Between 10.7 and 10.2 ka cal. BP a process culminated in southwest Asia that marked the path of human history: the domestication of plants. A group of eight species including einkorn, emmer, barley, lentil, pea, chickpea, bitter vetch and flax become the “founder crops” of Neolithic agriculture, which revolutionized our economy and subsistence for the time to come. But why were these particular species domesticated and not others?. Building on some of the richest and most iconic Natufian hunter-gatherer and early farming Pre-Pottery Neolithic sites in southwest Asia (14.6-10.2 ka cal. BP), this project aimed to evaluate the economic role these eight “founder crops” played prior to agriculture. It asked: 1) How often were there these species used as food before the emergence of Neolithic agriculture?; 2) Were they staples, occasionally exploited food resources, or “special” foodstuffs?. To answer these questions the FOUNDERS project took a radically new perspective: it pioneered an inter-disciplinary approach that merged archaeobotany, experimental archaeology, ethnobotany and biomolecular techniques to analyse the charred food remains these societies left behind.
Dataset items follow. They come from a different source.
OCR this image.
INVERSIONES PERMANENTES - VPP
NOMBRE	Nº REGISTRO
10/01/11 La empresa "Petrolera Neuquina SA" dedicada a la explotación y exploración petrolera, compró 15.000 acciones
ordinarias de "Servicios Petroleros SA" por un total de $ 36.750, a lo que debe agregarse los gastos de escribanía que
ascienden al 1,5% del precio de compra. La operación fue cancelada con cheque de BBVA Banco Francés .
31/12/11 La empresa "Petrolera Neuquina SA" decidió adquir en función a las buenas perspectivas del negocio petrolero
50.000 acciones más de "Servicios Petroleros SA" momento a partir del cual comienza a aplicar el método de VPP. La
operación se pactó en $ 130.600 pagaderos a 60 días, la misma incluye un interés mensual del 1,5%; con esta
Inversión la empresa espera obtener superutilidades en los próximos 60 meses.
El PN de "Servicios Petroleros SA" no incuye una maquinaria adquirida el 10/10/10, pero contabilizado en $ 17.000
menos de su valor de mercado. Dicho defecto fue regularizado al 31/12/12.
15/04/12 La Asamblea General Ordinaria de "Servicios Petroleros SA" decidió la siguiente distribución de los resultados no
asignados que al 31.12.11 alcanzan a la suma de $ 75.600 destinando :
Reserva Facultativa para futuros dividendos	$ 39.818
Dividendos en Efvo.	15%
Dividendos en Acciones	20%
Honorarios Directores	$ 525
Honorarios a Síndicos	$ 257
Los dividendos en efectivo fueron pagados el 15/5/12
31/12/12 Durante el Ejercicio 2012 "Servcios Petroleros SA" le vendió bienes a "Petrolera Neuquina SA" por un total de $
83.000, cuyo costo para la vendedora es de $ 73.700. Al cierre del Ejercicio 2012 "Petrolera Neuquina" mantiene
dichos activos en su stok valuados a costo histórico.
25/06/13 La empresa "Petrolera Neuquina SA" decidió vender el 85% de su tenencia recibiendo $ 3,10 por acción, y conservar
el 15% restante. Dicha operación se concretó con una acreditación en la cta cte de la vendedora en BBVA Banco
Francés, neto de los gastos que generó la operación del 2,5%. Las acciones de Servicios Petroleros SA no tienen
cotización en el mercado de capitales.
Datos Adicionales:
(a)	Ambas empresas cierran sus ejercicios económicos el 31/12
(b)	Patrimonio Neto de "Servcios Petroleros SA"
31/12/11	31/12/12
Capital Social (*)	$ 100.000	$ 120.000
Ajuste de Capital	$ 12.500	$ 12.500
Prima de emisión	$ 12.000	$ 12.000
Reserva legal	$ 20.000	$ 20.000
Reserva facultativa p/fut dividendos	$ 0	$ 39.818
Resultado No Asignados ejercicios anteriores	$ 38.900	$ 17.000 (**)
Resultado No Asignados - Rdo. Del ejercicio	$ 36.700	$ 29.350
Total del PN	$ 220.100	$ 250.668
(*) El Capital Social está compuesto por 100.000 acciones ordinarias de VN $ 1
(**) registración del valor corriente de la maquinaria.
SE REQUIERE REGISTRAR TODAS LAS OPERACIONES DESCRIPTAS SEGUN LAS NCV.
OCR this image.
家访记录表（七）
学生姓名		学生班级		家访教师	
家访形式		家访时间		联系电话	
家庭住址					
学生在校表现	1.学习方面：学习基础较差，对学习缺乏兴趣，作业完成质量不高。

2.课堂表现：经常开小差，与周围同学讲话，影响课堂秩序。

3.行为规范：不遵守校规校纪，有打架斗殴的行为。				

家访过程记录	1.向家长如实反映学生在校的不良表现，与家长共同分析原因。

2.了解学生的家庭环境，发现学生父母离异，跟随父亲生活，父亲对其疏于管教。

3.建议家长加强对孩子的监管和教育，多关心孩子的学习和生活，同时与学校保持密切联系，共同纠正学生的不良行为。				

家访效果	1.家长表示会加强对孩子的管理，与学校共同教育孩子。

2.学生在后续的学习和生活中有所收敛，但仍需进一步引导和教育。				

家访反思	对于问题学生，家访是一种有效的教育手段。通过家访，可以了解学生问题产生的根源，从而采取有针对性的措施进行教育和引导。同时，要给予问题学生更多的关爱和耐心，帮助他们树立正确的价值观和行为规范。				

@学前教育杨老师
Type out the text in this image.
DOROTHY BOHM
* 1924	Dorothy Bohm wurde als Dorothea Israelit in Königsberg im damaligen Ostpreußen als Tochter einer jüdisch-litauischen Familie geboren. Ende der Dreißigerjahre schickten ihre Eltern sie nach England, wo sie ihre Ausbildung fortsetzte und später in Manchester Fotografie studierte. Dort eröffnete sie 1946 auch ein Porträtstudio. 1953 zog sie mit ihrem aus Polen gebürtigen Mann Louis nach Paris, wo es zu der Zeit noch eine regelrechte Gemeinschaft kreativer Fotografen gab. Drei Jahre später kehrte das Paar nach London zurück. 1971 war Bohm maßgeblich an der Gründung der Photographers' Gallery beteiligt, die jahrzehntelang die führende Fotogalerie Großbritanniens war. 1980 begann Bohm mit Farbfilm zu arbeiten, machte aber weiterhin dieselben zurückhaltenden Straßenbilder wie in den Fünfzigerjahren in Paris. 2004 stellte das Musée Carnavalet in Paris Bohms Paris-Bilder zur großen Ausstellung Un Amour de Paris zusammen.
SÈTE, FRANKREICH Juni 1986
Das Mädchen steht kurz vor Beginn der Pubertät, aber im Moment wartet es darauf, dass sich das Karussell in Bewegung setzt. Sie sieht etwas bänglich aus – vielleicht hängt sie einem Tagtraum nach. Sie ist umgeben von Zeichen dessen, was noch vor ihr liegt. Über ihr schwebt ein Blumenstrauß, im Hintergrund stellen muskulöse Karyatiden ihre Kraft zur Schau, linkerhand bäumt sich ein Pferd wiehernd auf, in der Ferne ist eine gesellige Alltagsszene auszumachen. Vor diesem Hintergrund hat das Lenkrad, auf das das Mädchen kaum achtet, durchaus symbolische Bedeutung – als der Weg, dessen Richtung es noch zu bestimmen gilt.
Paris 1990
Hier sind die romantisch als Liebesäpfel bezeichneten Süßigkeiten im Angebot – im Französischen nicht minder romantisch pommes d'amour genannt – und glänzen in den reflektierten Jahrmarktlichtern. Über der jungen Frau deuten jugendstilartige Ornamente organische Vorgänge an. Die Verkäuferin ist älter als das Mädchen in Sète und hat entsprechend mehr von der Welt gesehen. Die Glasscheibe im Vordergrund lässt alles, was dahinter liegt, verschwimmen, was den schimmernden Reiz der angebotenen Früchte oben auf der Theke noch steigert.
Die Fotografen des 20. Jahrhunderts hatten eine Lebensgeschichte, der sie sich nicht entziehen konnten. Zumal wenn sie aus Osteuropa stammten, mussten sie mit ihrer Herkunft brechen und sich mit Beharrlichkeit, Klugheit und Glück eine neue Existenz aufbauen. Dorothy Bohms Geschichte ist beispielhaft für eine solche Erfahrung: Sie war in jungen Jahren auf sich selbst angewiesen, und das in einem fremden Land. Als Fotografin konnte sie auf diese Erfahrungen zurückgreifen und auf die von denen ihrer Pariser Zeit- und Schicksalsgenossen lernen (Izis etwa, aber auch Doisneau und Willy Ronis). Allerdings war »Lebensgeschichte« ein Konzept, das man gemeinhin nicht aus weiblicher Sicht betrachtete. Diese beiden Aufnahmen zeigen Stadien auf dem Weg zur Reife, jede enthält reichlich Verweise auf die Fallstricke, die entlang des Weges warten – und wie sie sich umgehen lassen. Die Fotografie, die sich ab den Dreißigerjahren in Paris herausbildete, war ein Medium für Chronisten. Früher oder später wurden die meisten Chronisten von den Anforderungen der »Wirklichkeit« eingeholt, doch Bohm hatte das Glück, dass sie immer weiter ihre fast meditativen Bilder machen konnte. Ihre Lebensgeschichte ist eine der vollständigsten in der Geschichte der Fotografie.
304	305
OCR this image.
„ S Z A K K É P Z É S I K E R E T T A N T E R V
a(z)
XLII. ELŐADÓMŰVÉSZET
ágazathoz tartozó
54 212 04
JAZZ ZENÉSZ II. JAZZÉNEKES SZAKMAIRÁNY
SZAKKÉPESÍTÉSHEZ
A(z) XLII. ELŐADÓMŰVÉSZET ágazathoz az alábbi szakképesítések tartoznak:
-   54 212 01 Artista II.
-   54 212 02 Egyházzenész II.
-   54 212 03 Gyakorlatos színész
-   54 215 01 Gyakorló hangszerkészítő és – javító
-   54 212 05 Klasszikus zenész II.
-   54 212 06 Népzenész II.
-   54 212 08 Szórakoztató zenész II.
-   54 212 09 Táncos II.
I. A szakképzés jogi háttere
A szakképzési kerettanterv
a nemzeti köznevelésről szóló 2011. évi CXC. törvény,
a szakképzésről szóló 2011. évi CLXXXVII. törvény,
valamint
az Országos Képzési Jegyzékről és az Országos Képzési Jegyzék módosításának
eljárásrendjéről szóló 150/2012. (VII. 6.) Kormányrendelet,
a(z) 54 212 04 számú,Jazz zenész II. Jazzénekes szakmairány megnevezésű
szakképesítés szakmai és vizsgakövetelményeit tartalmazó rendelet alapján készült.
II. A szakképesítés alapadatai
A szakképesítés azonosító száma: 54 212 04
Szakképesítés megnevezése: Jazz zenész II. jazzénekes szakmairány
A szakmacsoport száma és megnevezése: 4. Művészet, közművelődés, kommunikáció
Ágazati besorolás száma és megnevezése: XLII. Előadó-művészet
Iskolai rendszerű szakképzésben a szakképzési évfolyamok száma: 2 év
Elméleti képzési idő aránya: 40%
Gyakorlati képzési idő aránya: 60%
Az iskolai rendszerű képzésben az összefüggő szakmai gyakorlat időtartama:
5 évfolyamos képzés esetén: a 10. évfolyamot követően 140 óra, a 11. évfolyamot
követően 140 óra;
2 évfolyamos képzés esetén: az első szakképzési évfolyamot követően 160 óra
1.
The specific objectives of the project were to:
1) Define the group of plant species consumed by the last hunter-gatherers and early farming communities, through the microscopic and biomolecular analyses of archaeological remains of prepared plant foods.
2) Characterize the contextual setting for plant-food consumption, through the comparison of the spatial distribution of food remains in different archaeological sites, and integration of the associated archaeological material culture.
3) Synthetize the data and assess the economic role of the “founder crops” prior to agriculture, based on the comparison of the results obtained across eight sites, two regions (southern-central and northern Levant) and three main periods (Natufian, Pre-Pottery Neolithic A and Early Pre-Pottery Neolithic B, 14.6-10.2 ka cal. BP).
The study of accidentally preserved remains of carbonised plant-foods has the potential to illuminate the origins of some of the foodstuffs that still play a central role in our lives (e.g. cereal-based meals like bread), and provide first-hand empirical evidence with which to directly contribute to current debates on the nature and of the “Palaeodiet” and clarify long-held misconceptions about past plant-based subsistence.